Após certo tempo de andança, tem-se a
sensação de estar passeando pelos corredores de um antiquário ou casa de leilões,
como se diversos colecionadores quisessem se desfazer, ao mesmo tempo, desses
trabalhos desemparelhados. Tamanha
zoeira de obras, artistas e fases, presta um
desserviço, ganhando tradução no texto
sentencioso e anedótico do catálogo, assinado por Nelson Aguilar. Mas a impressão de estar numa pré-exposição de leiloeiro serve de gancho à continuidade da
visita no mesmo andar, onde se encontram reunidos pequenos acervos de artistas modernos consagrados.

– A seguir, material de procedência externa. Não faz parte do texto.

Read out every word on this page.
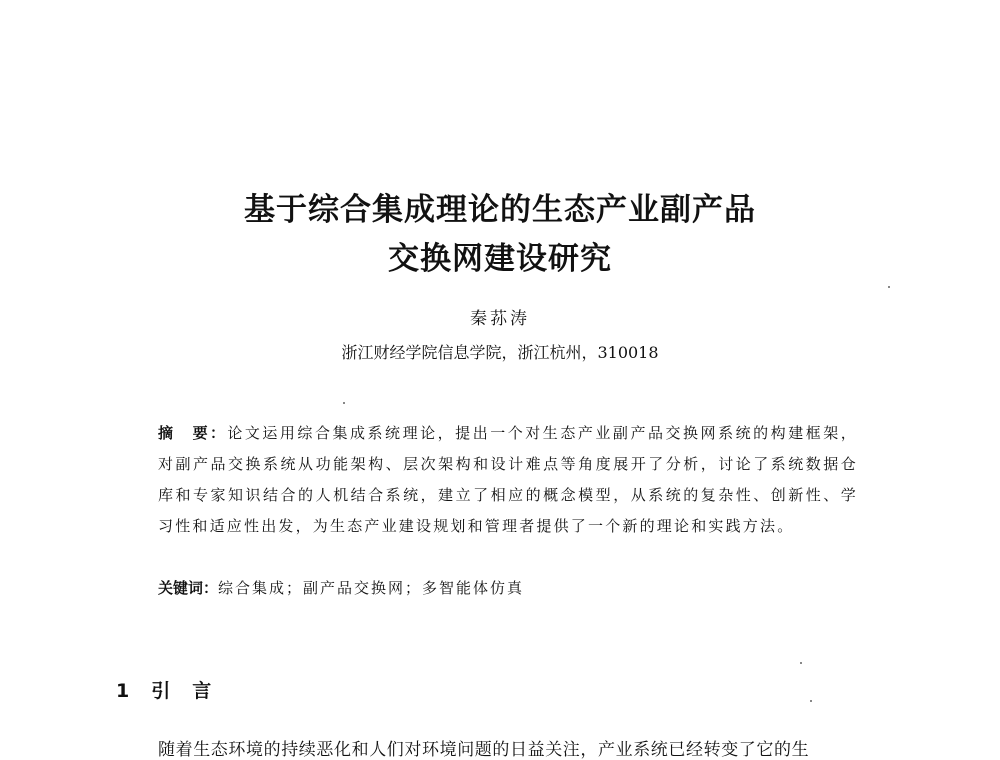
基于综合集成理论的生态产业副产品
交换网建设研究
秦荪涛
浙江财经学院信息学院，浙江杭州，310018
摘　要：论文运用综合集成系统理论，提出一个对生态产业副产品交换网系统的构建框架，对副产品交换系统从功能架构、层次架构和设计难点等角度展开了分析，讨论了系统数据仓库和专家知识结合的人机结合系统，建立了相应的概念模型，从系统的复杂性、创新性、学习性和适应性出发，为生态产业建设规划和管理者提供了一个新的理论和实践方法。
关键词：综合集成；副产品交换网；多智能体仿真
1 引言
随着生态环境的持续恶化和人们对环境问题的日益关注，产业系统已经转变了它的生
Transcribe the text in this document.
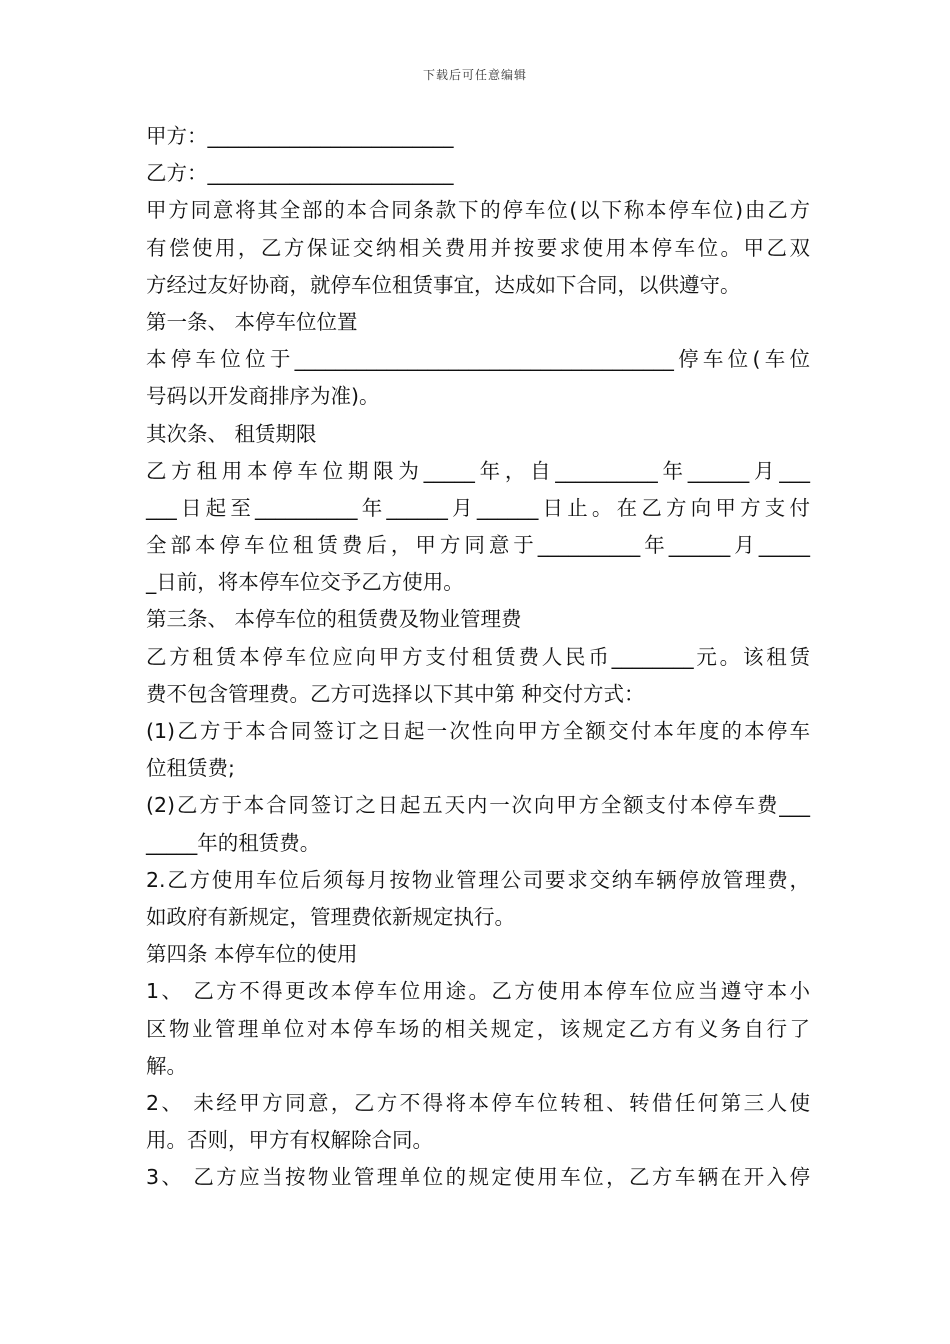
下载后可任意编辑
甲方：________________________
乙方：________________________
甲方同意将其全部的本合同条款下的停车位(以下称本停车位)由乙方
有偿使用，乙方保证交纳相关费用并按要求使用本停车位。甲乙双
方经过友好协商，就停车位租赁事宜，达成如下合同，以供遵守。
第一条、 本停车位位置
本停车位位于_____________________________________停车位(车位
号码以开发商排序为准)。
其次条、 租赁期限
乙方租用本停车位期限为_____年，自__________年______月___
___日起至__________年______月______日止。在乙方向甲方支付
全部本停车位租赁费后，甲方同意于__________年______月_____
_日前，将本停车位交予乙方使用。
第三条、 本停车位的租赁费及物业管理费
乙方租赁本停车位应向甲方支付租赁费人民币________元。该租赁
费不包含管理费。乙方可选择以下其中第 种交付方式：
(1)乙方于本合同签订之日起一次性向甲方全额交付本年度的本停车
位租赁费;
(2)乙方于本合同签订之日起五天内一次向甲方全额支付本停车费___
_____年的租赁费。
2.乙方使用车位后须每月按物业管理公司要求交纳车辆停放管理费，
如政府有新规定，管理费依新规定执行。
第四条 本停车位的使用
1、 乙方不得更改本停车位用途。乙方使用本停车位应当遵守本小
区物业管理单位对本停车场的相关规定，该规定乙方有义务自行了
解。
2、 未经甲方同意，乙方不得将本停车位转租、转借任何第三人使
用。否则，甲方有权解除合同。
3、 乙方应当按物业管理单位的规定使用车位，乙方车辆在开入停
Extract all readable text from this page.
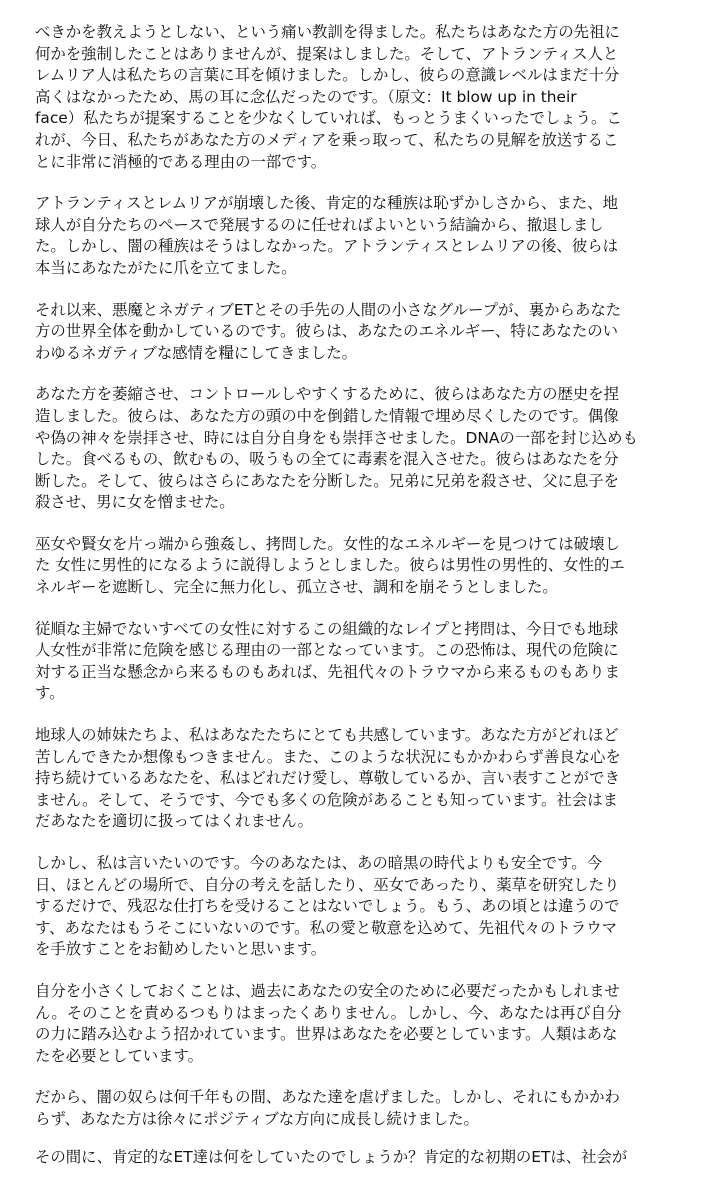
べきかを教えようとしない、という痛い教訓を得ました。私たちはあなた方の先祖に
何かを強制したことはありませんが、提案はしました。そして、アトランティス人と
レムリア人は私たちの言葉に耳を傾けました。しかし、彼らの意識レベルはまだ十分
高くはなかったため、馬の耳に念仏だったのです。（原文：It blow up in their
face）私たちが提案することを少なくしていれば、もっとうまくいったでしょう。こ
れが、今日、私たちがあなた方のメディアを乗っ取って、私たちの見解を放送するこ
とに非常に消極的である理由の一部です。

アトランティスとレムリアが崩壊した後、肯定的な種族は恥ずかしさから、また、地
球人が自分たちのペースで発展するのに任せればよいという結論から、撤退しまし
た。しかし、闇の種族はそうはしなかった。アトランティスとレムリアの後、彼らは
本当にあなたがたに爪を立てました。

それ以来、悪魔とネガティブETとその手先の人間の小さなグループが、裏からあなた
方の世界全体を動かしているのです。彼らは、あなたのエネルギー、特にあなたのい
わゆるネガティブな感情を糧にしてきました。

あなた方を萎縮させ、コントロールしやすくするために、彼らはあなた方の歴史を捏
造しました。彼らは、あなた方の頭の中を倒錯した情報で埋め尽くしたのです。偶像
や偽の神々を崇拝させ、時には自分自身をも崇拝させました。DNAの一部を封じ込めも
した。食べるもの、飲むもの、吸うもの全てに毒素を混入させた。彼らはあなたを分
断した。そして、彼らはさらにあなたを分断した。兄弟に兄弟を殺させ、父に息子を
殺させ、男に女を憎ませた。

巫女や賢女を片っ端から強姦し、拷問した。女性的なエネルギーを見つけては破壊し
た 女性に男性的になるように説得しようとしました。彼らは男性の男性的、女性的エ
ネルギーを遮断し、完全に無力化し、孤立させ、調和を崩そうとしました。

従順な主婦でないすべての女性に対するこの組織的なレイプと拷問は、今日でも地球
人女性が非常に危険を感じる理由の一部となっています。この恐怖は、現代の危険に
対する正当な懸念から来るものもあれば、先祖代々のトラウマから来るものもありま
す。

地球人の姉妹たちよ、私はあなたたちにとても共感しています。あなた方がどれほど
苦しんできたか想像もつきません。また、このような状況にもかかわらず善良な心を
持ち続けているあなたを、私はどれだけ愛し、尊敬しているか、言い表すことができ
ません。そして、そうです、今でも多くの危険があることも知っています。社会はま
だあなたを適切に扱ってはくれません。

しかし、私は言いたいのです。今のあなたは、あの暗黒の時代よりも安全です。今
日、ほとんどの場所で、自分の考えを話したり、巫女であったり、薬草を研究したり
するだけで、残忍な仕打ちを受けることはないでしょう。もう、あの頃とは違うので
す、あなたはもうそこにいないのです。私の愛と敬意を込めて、先祖代々のトラウマ
を手放すことをお勧めしたいと思います。

自分を小さくしておくことは、過去にあなたの安全のために必要だったかもしれませ
ん。そのことを責めるつもりはまったくありません。しかし、今、あなたは再び自分
の力に踏み込むよう招かれています。世界はあなたを必要としています。人類はあな
たを必要としています。

だから、闇の奴らは何千年もの間、あなた達を虐げました。しかし、それにもかかわ
らず、あなた方は徐々にポジティブな方向に成長し続けました。

その間に、肯定的なET達は何をしていたのでしょうか？肯定的な初期のETは、社会が
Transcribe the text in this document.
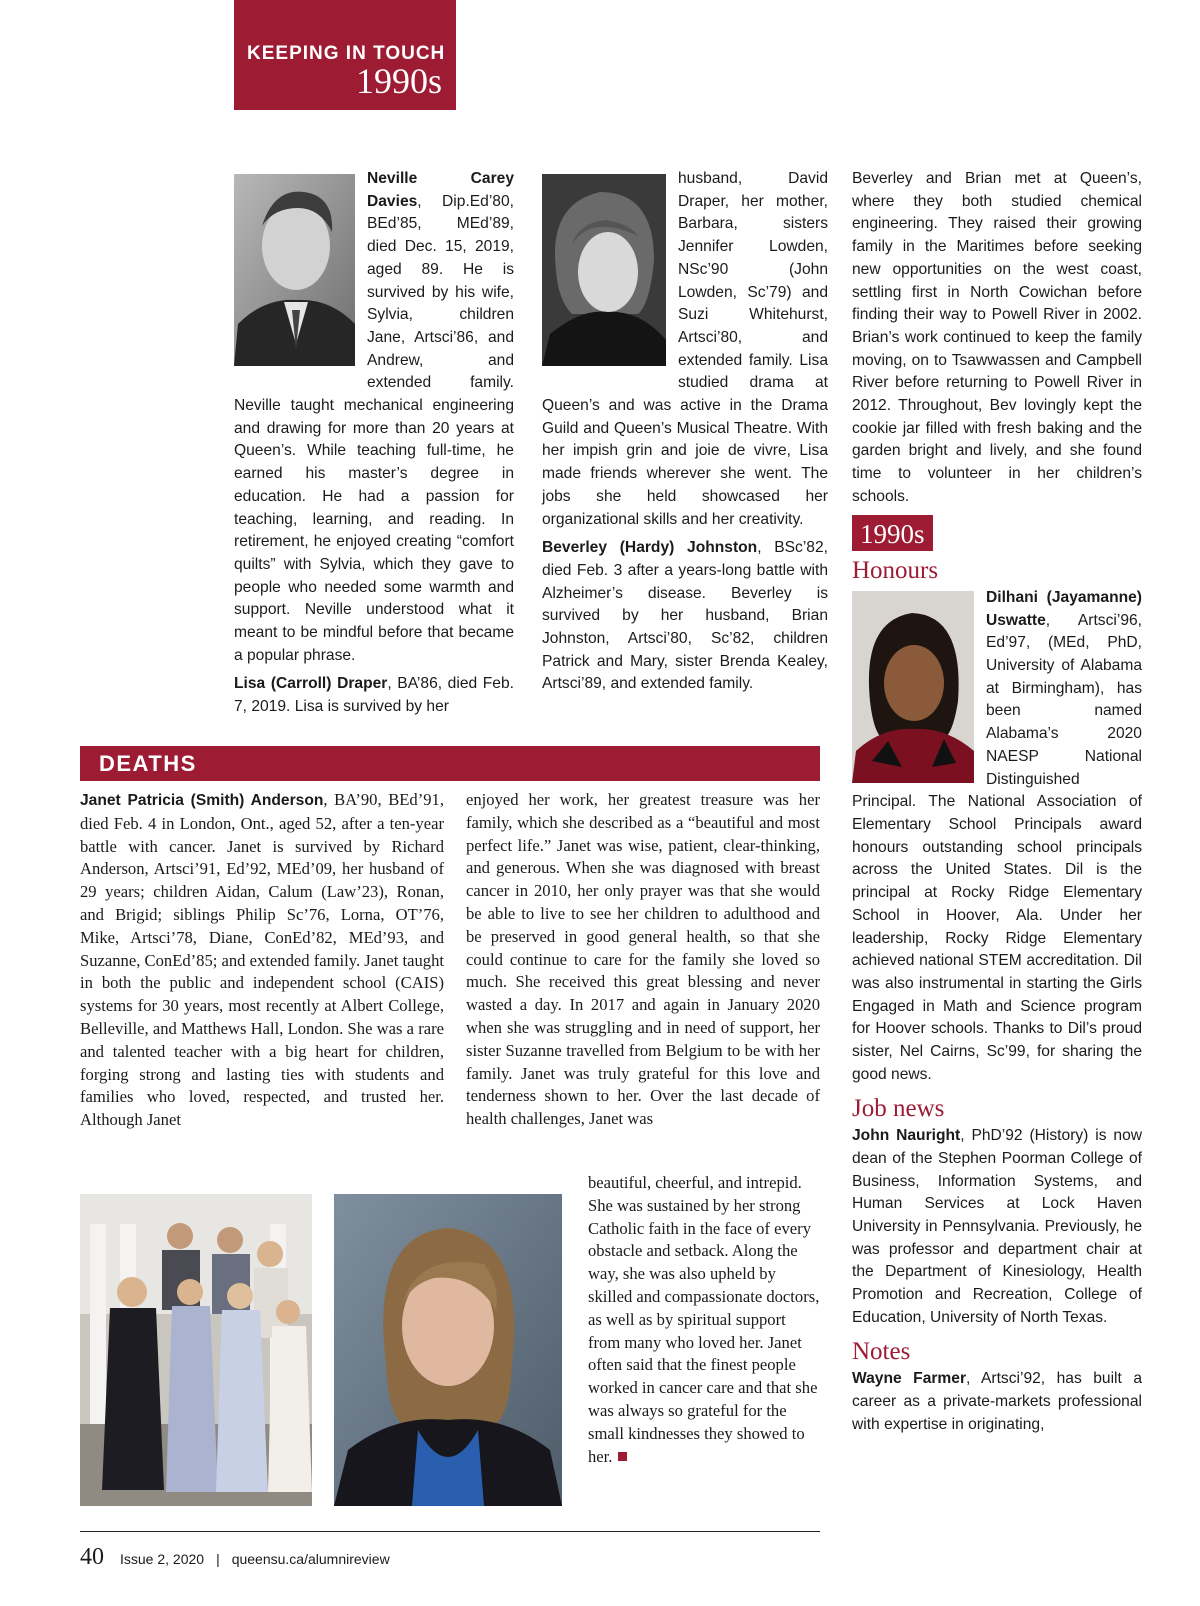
KEEPING IN TOUCH
1990s

Neville Carey Davies, Dip.Ed’80, BEd’85, MEd’89, died Dec. 15, 2019, aged 89. He is survived by his wife, Sylvia, children Jane, Artsci’86, and Andrew, and extended family. Neville taught mechanical engineering and drawing for more than 20 years at Queen’s. While teaching full-time, he earned his master’s degree in education. He had a passion for teaching, learning, and reading. In retirement, he enjoyed creating “comfort quilts” with Sylvia, which they gave to people who needed some warmth and support. Neville understood what it meant to be mindful before that became a popular phrase.

Lisa (Carroll) Draper, BA’86, died Feb. 7, 2019. Lisa is survived by her

husband, David Draper, her mother, Barbara, sisters Jennifer Lowden, NSc’90 (John Lowden, Sc’79) and Suzi Whitehurst, Artsci’80, and extended family. Lisa studied drama at Queen’s and was active in the Drama Guild and Queen’s Musical Theatre. With her impish grin and joie de vivre, Lisa made friends wherever she went. The jobs she held showcased her organizational skills and her creativity.

Beverley (Hardy) Johnston, BSc’82, died Feb. 3 after a years-long battle with Alzheimer’s disease. Beverley is survived by her husband, Brian Johnston, Artsci’80, Sc’82, children Patrick and Mary, sister Brenda Kealey, Artsci’89, and extended family.

Beverley and Brian met at Queen’s, where they both studied chemical engineering. They raised their growing family in the Maritimes before seeking new opportunities on the west coast, settling first in North Cowichan before finding their way to Powell River in 2002. Brian’s work continued to keep the family moving, on to Tsawwassen and Campbell River before returning to Powell River in 2012. Throughout, Bev lovingly kept the cookie jar filled with fresh baking and the garden bright and lively, and she found time to volunteer in her children’s schools.

1990s
Honours
Dilhani (Jayamanne) Uswatte, Artsci’96, Ed’97, (MEd, PhD, University of Alabama at Birmingham), has been named Alabama’s 2020 NAESP National Distinguished Principal. The National Association of Elementary School Principals award honours outstanding school principals across the United States. Dil is the principal at Rocky Ridge Elementary School in Hoover, Ala. Under her leadership, Rocky Ridge Elementary achieved national STEM accreditation. Dil was also instrumental in starting the Girls Engaged in Math and Science program for Hoover schools. Thanks to Dil’s proud sister, Nel Cairns, Sc’99, for sharing the good news.
Job news

John Nauright, PhD’92 (History) is now dean of the Stephen Poorman College of Business, Information Systems, and Human Services at Lock Haven University in Pennsylvania. Previously, he was professor and department chair at the Department of Kinesiology, Health Promotion and Recreation, College of Education, University of North Texas.

Notes

Wayne Farmer, Artsci’92, has built a career as a private-markets professional with expertise in originating,

DEATHS

Janet Patricia (Smith) Anderson, BA’90, BEd’91, died Feb. 4 in London, Ont., aged 52, after a ten-year battle with cancer. Janet is survived by Richard Anderson, Artsci’91, Ed’92, MEd’09, her husband of 29 years; children Aidan, Calum (Law’23), Ronan, and Brigid; siblings Philip Sc’76, Lorna, OT’76, Mike, Artsci’78, Diane, ConEd’82, MEd’93, and Suzanne, ConEd’85; and extended family. Janet taught in both the public and independent school (CAIS) systems for 30 years, most recently at Albert College, Belleville, and Matthews Hall, London. She was a rare and talented teacher with a big heart for children, forging strong and lasting ties with students and families who loved, respected, and trusted her. Although Janet

enjoyed her work, her greatest treasure was her family, which she described as a “beautiful and most perfect life.” Janet was wise, patient, clear-thinking, and generous. When she was diagnosed with breast cancer in 2010, her only prayer was that she would be able to live to see her children to adulthood and be preserved in good general health, so that she could continue to care for the family she loved so much. She received this great blessing and never wasted a day. In 2017 and again in January 2020 when she was struggling and in need of support, her sister Suzanne travelled from Belgium to be with her family. Janet was truly grateful for this love and tenderness shown to her. Over the last decade of health challenges, Janet was

beautiful, cheerful, and intrepid. She was sustained by her strong Catholic faith in the face of every obstacle and setback. Along the way, she was also upheld by skilled and compassionate doctors, as well as by spiritual support from many who loved her. Janet often said that the finest people worked in cancer care and that she was always so grateful for the small kindnesses they showed to her.

40 Issue 2, 2020 | queensu.ca/alumnireview
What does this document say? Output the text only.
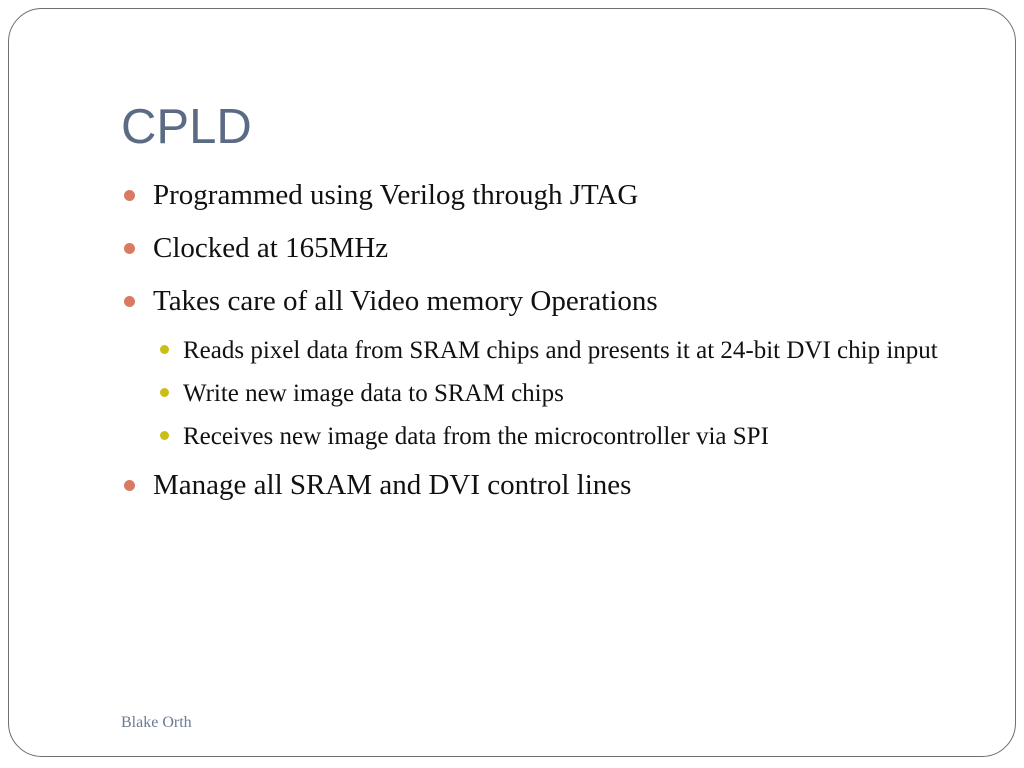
CPLD
Programmed using Verilog through JTAG
Clocked at 165MHz
Takes care of all Video memory Operations
Reads pixel data from SRAM chips and presents it at 24-bit DVI chip input
Write new image data to SRAM chips
Receives new image data from the microcontroller via SPI
Manage all SRAM and DVI control lines
Blake Orth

Dois critérios dominantes teriam presidido à seleção dos artistas aí homenageados: grandes nomes canonizados da vanguarda -Helio Oiticica e Lygia Clark-
estão postos ao lado dos artistas mais cotados e colecionados no mercado de arte
-Volpi e Sergio Camargo-, "acossados", pelos flancos, por artistas de igual
projeção, relegados à sombra como acólitos de honra da linhagem louvada.
Critérios de mercado
Talvez por terem sido pinçados com o
fito de celebrar o "nec plus ultra" de um
gênio artístico, os 39 trabalhos de Volpi
transmitem, ao invés, um itinerário de
extremado convencionalismo. Desnudam etapas por meio das quais um artista
fabuloso foi dessorando sua fatura e decantando os estilemas de sua linguagem
num léxico inconfundível, fórmula de
aceitação segura com grande liquidez no
mercado. Ao cabo, chega-se a uma pintura previsível, sem segredo, descrita, na
linguagem de seus cultores, como poética
despojada e rigorosa, risco e geometria,
síntese de logotipos caipiras (portas, casario, bandeirinhas), numa camisa-de-força sobre fundo branco, cujo mérito estaria equacionado por truques de forma,
linha e cor.
A dada altura do vídeo exibido na mostra "Imagens do Inconsciente", ao se indagar por que nunca lhe perguntam onde
estão os autores dessas telas inquietantes,
Nise da Silveira esclarece, pesarosa, que
os doentes mentais encontram-se amontoados em "tristes lugares", os hospitais
psiquiátricos. Mal comparando, poder-se-ia contrastar o paradeiro institucional
das obras de Oiticica -hoje abrigadas
em museus e fundações, justo o circuito
do qual ele queria se libertar- às finalidades pedagógicas de suas experiências
de "arte pobre", feita dessa mescla de delírio conceitual imaginoso, crítica social
ferina e sintonia com caracteres populares, distante de badulaques e materiais
nobres, demandando a participação do
espectador.
O fenômeno Oiticica é ilustrativo do
que caracteriza o esvaecimento institucional de uma proposta artística festejada
como "radical" e "revolucionária". Em
lugar do desgaste inevitável dos materiais
empregados, altamente perecíveis, constata-se empenho em preservar obras frágeis, feitas muito mais a título indicativo
do que como acabadas e dotadas de aura.
A apreensão crítica se tornou especialidade de decifradores, prontos a mobilizar
crivos pós-modernos, dando vazão a
uma série redundante, bastante tediosa,
de leituras espiritualizadas e cada vez
mais distantes dos alvos prosaicos mirados pelo artista. Não obstante, sua presença destoa um bocado das obras selecionadas como fio de prumo histórico do
que teria sido a contribuição estética dos
movimentos concreto e neoconcreto, fazendo pulsar a inquietação de uma atitude quase etnográfica perante vivências
populares que furavam sua vista. Um
momento desnorteante, como convém à
magia de um feiticeiro.
Ainda que discorde dos critérios adotados pela curadora Maria Alice Milliet ao
privilegiar a linhagem dos concretos em
detrimento de artistas descompassados
desse metro, trata-se de uma escolha
plausível e fundamentada. Eu teria preferido atribuir posições de destaque a artistas de outro naipe: Amilcar de Castro, cujas dobras enormes de ferro se reconfiguram no entorno em sombra e luz coada,
atraindo o espectador para um duplo de
mistério; Iberê Camargo e suas telas tumultuadas, estuantes de paixão e sofrimento na medida. O tom apologético do
texto no catálogo ficaria minorado se
buscasse algum fundamento histórico-conceitual nas ligações dessas obras
construtivistas com teorias semióticas e
da informação, linguagens gráficas em
publicidade, desenho industrial e comunicação visual.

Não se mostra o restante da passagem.